First we count the document frequency for all words

In [63]:
def df_count(tokenized_texts):
    df = {}
    # Let's count the words
    for doc in tokenized_texts:
        word_type = set(doc)
        for word in word_type:
            try:
                df[word] += 1
            except:
                df[word] = 1
    
    return df

df = df_count(tokenized_texts)
print(df)

{'a': 3, 'this': 2, 'with': 2, '.': 2, 'is': 2, 'girl': 1, 'telescope': 1, 'pizza': 1, 'boy': 1, 'should': 1, 'tell': 1, 'irrelevent': 1, '!': 1, 'difference': 1, 'sentence': 1}


Then make a function to get the term frequency

In [66]:
#function for only one documents
def tf_count(tokenized_text):
    tf = {}
    total_no = len(tokenized_text)
    for token in tokenized_text:
            try:
                tf[token] += 1
            except:
                tf[token] = 1
    for key in tf.keys():
        tf[key] = tf[key]/total_no
    return tf

print(tf_count(tokenized_texts[0]))

{'this': 0.125, 'is': 0.125, 'a': 0.25, 'girl': 0.125, 'with': 0.125, 'telescope': 0.125, '.': 0.125}


Then we can calculate the score.

In [70]:
import math
def get_score(tokenized_texts):
    tfidf = []
    df = df_count(tokenized_texts)
    total_docs = len(tokenized_texts)
    for doc in tokenized_texts:
        tf = tf_count(doc)
        score = []
        for word in df.keys():
            try:
                score.append(tf[word]*(math.log10(total_docs/df[word])))
            except:
                score.append(0)
        tfidf.append(score)
    return tfidf
tf_idf = get_score(tokenized_texts)
print(tf_idf)

[[0.0, 0.022011407381960155, 0.022011407381960155, 0.022011407381960155, 0.022011407381960155, 0.059640156839957804, 0.059640156839957804, 0, 0, 0, 0, 0, 0, 0, 0], [0.0, 0.022011407381960155, 0.022011407381960155, 0.022011407381960155, 0.022011407381960155, 0, 0, 0.059640156839957804, 0.059640156839957804, 0, 0, 0, 0, 0, 0], [0.0, 0, 0, 0, 0, 0, 0, 0, 0, 0.06816017924566606, 0.06816017924566606, 0.06816017924566606, 0.06816017924566606, 0.06816017924566606, 0.06816017924566606]]
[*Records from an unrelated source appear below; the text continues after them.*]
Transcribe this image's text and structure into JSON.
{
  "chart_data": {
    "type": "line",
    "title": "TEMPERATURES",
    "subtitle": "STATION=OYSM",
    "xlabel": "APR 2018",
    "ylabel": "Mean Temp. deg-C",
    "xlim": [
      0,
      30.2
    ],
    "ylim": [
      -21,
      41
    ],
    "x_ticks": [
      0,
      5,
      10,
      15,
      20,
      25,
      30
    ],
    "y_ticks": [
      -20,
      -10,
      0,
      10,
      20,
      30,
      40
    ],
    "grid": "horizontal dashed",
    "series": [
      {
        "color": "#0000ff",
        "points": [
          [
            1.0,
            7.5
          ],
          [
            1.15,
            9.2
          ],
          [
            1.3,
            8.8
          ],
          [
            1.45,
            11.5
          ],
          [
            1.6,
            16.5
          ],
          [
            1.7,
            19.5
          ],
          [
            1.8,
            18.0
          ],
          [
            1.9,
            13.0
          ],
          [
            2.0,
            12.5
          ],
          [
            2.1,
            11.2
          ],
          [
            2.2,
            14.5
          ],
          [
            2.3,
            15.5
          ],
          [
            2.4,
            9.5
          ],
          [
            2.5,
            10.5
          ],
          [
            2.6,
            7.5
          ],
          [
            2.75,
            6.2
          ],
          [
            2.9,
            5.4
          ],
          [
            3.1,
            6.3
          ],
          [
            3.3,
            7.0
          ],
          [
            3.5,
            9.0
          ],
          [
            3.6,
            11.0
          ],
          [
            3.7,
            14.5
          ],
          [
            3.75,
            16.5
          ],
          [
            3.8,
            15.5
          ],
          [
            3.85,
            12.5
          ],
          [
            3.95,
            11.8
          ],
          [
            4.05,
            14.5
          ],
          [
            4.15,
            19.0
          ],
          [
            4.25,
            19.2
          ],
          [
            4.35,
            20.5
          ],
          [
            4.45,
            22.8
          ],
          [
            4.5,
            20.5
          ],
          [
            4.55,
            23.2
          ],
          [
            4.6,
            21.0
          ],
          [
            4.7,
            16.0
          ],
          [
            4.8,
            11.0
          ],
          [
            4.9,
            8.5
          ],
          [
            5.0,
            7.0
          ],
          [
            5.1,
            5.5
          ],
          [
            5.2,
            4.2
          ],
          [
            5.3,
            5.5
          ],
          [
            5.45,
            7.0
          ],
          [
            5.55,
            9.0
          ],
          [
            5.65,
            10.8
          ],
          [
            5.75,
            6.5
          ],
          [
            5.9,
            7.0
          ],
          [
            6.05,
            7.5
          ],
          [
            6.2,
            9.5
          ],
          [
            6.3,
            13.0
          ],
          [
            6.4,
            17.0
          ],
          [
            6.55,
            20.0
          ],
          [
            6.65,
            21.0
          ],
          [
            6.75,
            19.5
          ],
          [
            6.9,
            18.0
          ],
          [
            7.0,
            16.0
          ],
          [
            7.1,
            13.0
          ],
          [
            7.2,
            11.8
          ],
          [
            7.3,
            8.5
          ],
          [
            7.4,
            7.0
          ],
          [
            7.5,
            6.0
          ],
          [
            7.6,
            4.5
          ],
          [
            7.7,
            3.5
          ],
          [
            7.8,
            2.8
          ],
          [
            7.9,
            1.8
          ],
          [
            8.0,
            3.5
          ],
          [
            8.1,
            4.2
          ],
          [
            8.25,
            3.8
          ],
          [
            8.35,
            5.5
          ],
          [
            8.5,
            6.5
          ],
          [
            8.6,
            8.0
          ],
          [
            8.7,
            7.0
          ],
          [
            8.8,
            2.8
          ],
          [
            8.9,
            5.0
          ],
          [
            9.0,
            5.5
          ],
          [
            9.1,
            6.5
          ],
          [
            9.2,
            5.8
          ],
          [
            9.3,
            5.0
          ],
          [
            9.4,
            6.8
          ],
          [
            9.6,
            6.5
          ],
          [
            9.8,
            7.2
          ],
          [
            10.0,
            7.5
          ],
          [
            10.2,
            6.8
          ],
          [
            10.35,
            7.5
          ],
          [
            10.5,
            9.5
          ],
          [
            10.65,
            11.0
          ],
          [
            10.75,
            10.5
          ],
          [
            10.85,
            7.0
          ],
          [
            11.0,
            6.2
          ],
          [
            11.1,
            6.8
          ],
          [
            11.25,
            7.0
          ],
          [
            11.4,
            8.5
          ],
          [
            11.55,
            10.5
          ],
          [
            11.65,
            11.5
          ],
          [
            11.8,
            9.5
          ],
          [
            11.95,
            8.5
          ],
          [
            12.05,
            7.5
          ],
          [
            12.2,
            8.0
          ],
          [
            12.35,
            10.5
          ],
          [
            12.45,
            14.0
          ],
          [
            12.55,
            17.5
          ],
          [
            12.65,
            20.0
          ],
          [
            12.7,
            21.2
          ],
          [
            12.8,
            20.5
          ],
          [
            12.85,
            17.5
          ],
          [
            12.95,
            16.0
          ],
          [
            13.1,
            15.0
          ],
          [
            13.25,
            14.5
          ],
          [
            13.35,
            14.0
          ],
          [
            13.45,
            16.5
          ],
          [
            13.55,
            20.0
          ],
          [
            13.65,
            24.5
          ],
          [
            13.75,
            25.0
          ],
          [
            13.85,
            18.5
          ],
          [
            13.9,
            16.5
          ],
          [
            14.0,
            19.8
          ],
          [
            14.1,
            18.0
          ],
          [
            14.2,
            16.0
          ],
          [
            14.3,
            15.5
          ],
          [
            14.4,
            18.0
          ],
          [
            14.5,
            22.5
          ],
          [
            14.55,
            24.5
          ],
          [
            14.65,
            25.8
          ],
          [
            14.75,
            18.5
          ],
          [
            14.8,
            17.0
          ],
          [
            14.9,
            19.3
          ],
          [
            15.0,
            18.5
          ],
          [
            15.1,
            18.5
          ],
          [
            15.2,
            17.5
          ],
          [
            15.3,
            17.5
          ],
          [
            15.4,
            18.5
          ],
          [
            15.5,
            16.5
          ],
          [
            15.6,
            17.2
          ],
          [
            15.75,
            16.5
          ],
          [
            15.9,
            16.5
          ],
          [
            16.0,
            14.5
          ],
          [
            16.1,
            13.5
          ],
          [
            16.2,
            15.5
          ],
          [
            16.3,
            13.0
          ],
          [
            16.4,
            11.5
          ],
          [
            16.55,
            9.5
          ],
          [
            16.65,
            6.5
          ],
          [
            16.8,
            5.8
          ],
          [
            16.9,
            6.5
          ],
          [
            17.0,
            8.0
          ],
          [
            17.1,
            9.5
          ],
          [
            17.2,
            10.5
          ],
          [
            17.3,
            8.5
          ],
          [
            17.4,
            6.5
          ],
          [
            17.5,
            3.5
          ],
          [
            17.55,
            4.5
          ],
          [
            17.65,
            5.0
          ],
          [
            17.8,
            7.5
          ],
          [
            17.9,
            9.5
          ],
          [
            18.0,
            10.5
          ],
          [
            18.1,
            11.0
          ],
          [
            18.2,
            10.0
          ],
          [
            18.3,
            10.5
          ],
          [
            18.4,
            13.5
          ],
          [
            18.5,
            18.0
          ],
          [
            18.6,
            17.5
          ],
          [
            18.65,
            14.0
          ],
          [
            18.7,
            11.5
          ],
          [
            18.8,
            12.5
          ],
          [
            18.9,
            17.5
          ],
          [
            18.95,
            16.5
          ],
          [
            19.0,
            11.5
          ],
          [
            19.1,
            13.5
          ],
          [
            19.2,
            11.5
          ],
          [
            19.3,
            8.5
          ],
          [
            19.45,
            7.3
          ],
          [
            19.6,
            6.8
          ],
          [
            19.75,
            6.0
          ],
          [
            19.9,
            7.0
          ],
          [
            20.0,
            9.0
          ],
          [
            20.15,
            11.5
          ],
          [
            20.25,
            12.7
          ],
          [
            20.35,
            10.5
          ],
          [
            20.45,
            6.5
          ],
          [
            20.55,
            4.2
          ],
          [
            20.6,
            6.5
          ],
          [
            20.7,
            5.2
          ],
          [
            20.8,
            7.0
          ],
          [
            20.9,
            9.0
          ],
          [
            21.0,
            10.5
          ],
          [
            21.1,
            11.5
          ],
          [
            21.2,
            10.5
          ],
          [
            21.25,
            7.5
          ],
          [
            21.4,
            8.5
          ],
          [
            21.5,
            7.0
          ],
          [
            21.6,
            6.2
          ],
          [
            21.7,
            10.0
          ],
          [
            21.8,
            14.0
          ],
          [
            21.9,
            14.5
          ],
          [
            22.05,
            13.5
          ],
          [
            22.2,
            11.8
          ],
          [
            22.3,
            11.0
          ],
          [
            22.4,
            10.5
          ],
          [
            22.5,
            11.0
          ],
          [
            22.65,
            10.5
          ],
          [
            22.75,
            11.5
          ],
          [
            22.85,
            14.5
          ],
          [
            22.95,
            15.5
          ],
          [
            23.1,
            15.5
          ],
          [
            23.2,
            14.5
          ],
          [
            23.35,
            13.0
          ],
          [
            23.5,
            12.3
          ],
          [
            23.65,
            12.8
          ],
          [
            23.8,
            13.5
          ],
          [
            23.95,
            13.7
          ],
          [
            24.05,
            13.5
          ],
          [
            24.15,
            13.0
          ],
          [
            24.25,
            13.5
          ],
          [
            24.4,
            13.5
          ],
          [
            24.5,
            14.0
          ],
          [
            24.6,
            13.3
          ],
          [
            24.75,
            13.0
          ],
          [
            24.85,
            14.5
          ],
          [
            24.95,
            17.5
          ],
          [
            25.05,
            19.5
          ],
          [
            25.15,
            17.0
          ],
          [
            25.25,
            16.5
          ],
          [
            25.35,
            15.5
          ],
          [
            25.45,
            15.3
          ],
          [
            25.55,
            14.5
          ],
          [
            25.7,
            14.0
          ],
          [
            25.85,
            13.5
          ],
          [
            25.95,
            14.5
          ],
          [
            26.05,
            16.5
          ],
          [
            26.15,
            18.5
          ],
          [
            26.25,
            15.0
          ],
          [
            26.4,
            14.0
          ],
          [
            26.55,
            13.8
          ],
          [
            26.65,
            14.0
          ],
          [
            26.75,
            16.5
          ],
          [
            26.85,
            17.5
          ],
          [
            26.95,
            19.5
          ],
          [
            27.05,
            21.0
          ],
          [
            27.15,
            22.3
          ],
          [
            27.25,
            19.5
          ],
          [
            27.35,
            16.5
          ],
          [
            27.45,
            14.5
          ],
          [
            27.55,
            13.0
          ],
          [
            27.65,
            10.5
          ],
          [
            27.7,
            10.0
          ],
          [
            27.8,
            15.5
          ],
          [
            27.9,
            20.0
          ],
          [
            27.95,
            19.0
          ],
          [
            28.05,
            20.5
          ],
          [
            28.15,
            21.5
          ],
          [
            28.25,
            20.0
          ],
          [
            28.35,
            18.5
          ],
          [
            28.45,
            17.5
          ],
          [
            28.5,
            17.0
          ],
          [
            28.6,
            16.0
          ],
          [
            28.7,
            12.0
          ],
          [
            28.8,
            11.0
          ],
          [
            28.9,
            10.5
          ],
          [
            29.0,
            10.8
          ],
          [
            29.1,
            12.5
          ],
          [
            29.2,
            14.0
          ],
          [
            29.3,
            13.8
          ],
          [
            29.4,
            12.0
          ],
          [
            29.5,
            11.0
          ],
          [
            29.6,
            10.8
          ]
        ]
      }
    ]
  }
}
Now we have document vectors, how can we make use of them?

# Cosine Similarity

Cosine similarity measures the orientation of two n-dimensional sample vectors irrespective to their magnitude.
It is very common to use td-idf with cosine similartiy.<br>
$\cos(\pmb x, \pmb y) = \frac {\pmb x \cdot \pmb y}{||\pmb x|| \cdot ||\pmb y||}$

In [71]:
import math
def cosSim(A,B):
    #compute cosine similarity of A to B: (A dot B)/{||A||*||B||)
    sum_aa, sum_ab, sum_bb = 0, 0, 0
    for i in range(len(A)):
        a = A[i]; b = B[i]
        sum_aa += a*a
        sum_ab += a*b
        sum_bb += b*b
    return sum_ab/math.sqrt(sum_aa*sum_bb)

In [74]:

sim_score = cosSim(tf_idf[0],tf_idf[1])
print('similarity between 1st doc and 2nd doc:', sim_score)
sim_score = cosSim(tf_idf[0],tf_idf[2])
print('similarity between 1st doc and 3nd doc:',sim_score)

similarity between 1st doc and 2nd doc: 0.21409949120674793
similarity between 1st doc and 3nd doc: 0.0


We can see that doc 1 and 2 is more similar to each other than to doc3.